Single by Corrosion of Conformity

from the album Deliverance
- Released: August 1994
- Recorded: 1993–1994
- Genre: Stoner metal, southern metal
- Length: 5:20 (album version) 4:19 (radio edit)
- Label: Columbia
- Songwriters: Pepper Keenan, Reed Mullin
- Producer: John Custer

Corrosion of Conformity singles chronology
| "Vote with a Bullet" (1992) | "Albatross" (1994) | "Broken Man" (1994) |

= Albatross (Corrosion of Conformity song) =

"Albatross" is a song by American heavy metal band Corrosion of Conformity. It was released as the lead single from the band's fourth studio album, Deliverance. Written by vocalist/guitarist Pepper Keenan and drummer Reed Mullin, "Albatross" was a hit on rock radio, peaking at No. 19 on the Billboard Mainstream Rock chart. The song is the band's highest charting single along with "Clean My Wounds", which also peaked at No. 19.

==Background==
"Albatross" was the first song recorded for Deliverance and the first song the band had written after the exit of vocalist Karl Agell. In a departure from previous COC songs, "Albatross" has a strong classic rock influence, especially the Lynyrd Skynyrd-style guitar outro. Of the style change, vocalist Pepper Keenan said, "The way we were thinking back then, the hardcore thing was getting so stale. It seemed that everyone was doin' the same fuckin' thing, and for us to write the song 'The Albatross' felt more punk rock than anything anyone was doing at the time. People were pissed off at us.
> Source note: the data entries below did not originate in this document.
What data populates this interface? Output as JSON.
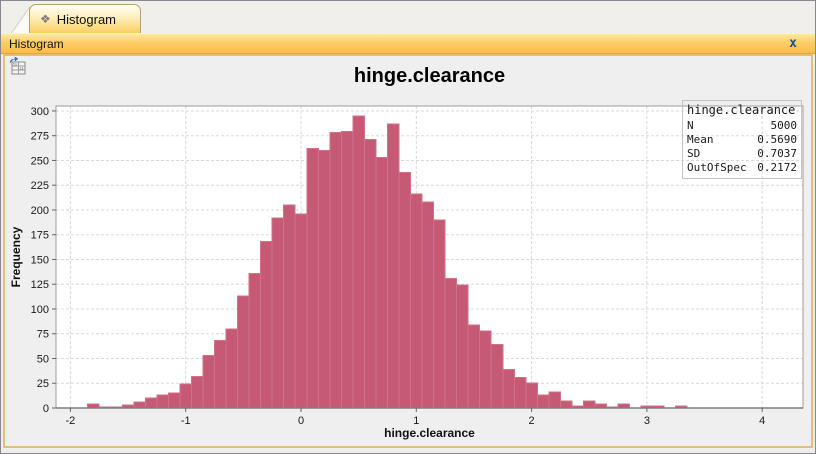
{
  "window": {
    "tab": {
      "label": "Histogram",
      "icon_glyph": "❖"
    },
    "titlebar": {
      "title": "Histogram",
      "close": "x"
    }
  },
  "chart_data": {
    "type": "bar",
    "subtype": "histogram",
    "title": "hinge.clearance",
    "xlabel": "hinge.clearance",
    "ylabel": "Frequency",
    "bin_start": -1.85,
    "bin_width": 0.1,
    "counts": [
      4,
      1,
      1,
      3,
      6,
      10,
      13,
      15,
      24,
      32,
      53,
      68,
      80,
      113,
      136,
      168,
      192,
      205,
      196,
      262,
      260,
      278,
      279,
      295,
      271,
      253,
      287,
      238,
      216,
      208,
      190,
      131,
      124,
      84,
      78,
      64,
      39,
      31,
      25,
      13,
      16,
      7,
      2,
      7,
      4,
      1,
      4,
      0,
      2,
      2,
      0,
      2
    ],
    "x_ticks": [
      -2,
      -1,
      0,
      1,
      2,
      3,
      4
    ],
    "y_ticks": [
      0,
      25,
      50,
      75,
      100,
      125,
      150,
      175,
      200,
      225,
      250,
      275,
      300
    ],
    "xlim": [
      -2.125,
      4.354
    ],
    "ylim": [
      0,
      305
    ],
    "grid": "dashed-both",
    "legend_position": "top-right",
    "bar_color": "#c65973",
    "bar_border_color": "#cf7289",
    "grid_color": "#d8d8d8",
    "plot_border_color": "#9c9c9c",
    "legend": {
      "title": "hinge.clearance",
      "rows": [
        {
          "label": "N",
          "value": "5000"
        },
        {
          "label": "Mean",
          "value": "0.5690"
        },
        {
          "label": "SD",
          "value": "0.7037"
        },
        {
          "label": "OutOfSpec",
          "value": "0.2172"
        }
      ]
    }
  }
}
But it finally felt real again."

==Musical style==
In his review of the album, AllMusic reviewer Eduardo Rivadavia referred to the song as a "slower, groovier number".

==Track listing==
- Maxi single

- European single

- 12" single

- American promo single

| No. | Title | Length |
|---|---|---|
| 1. | "Albatross" (radio edit) | 4:19 |
| 2. | "Shake Like You (Bulldozer Mix)" | 4:29 |
| 3. | "Fuel (Jam-Box Tape)" | 2:42 |

| No. | Title | Length |
|---|---|---|
| 1. | "Albatross" (radio edit) | 4:19 |
| 2. | "Shake Like You (Bulldozer Mix)" | 4:29 |

Side A
| No. | Title | Length |
|---|---|---|
| 1. | "Albatross" (radio edit) | 4:19 |

Side B
| No. | Title | Length |
|---|---|---|
| 1. | "Shake Like You (Bulldozer Mix)" | 4:29 |
| 2. | "Fuel (Jam-Box Tape)" | 2:42 |

| No. | Title | Length |
|---|---|---|
| 1. | "Albatross" (album version) | 5:12 |
| 2. | "Albatross" (radio edit) | 4:19 |

==Use in other media==
"Albatross" was featured in the 2009 video game Guitar Hero: Metallica.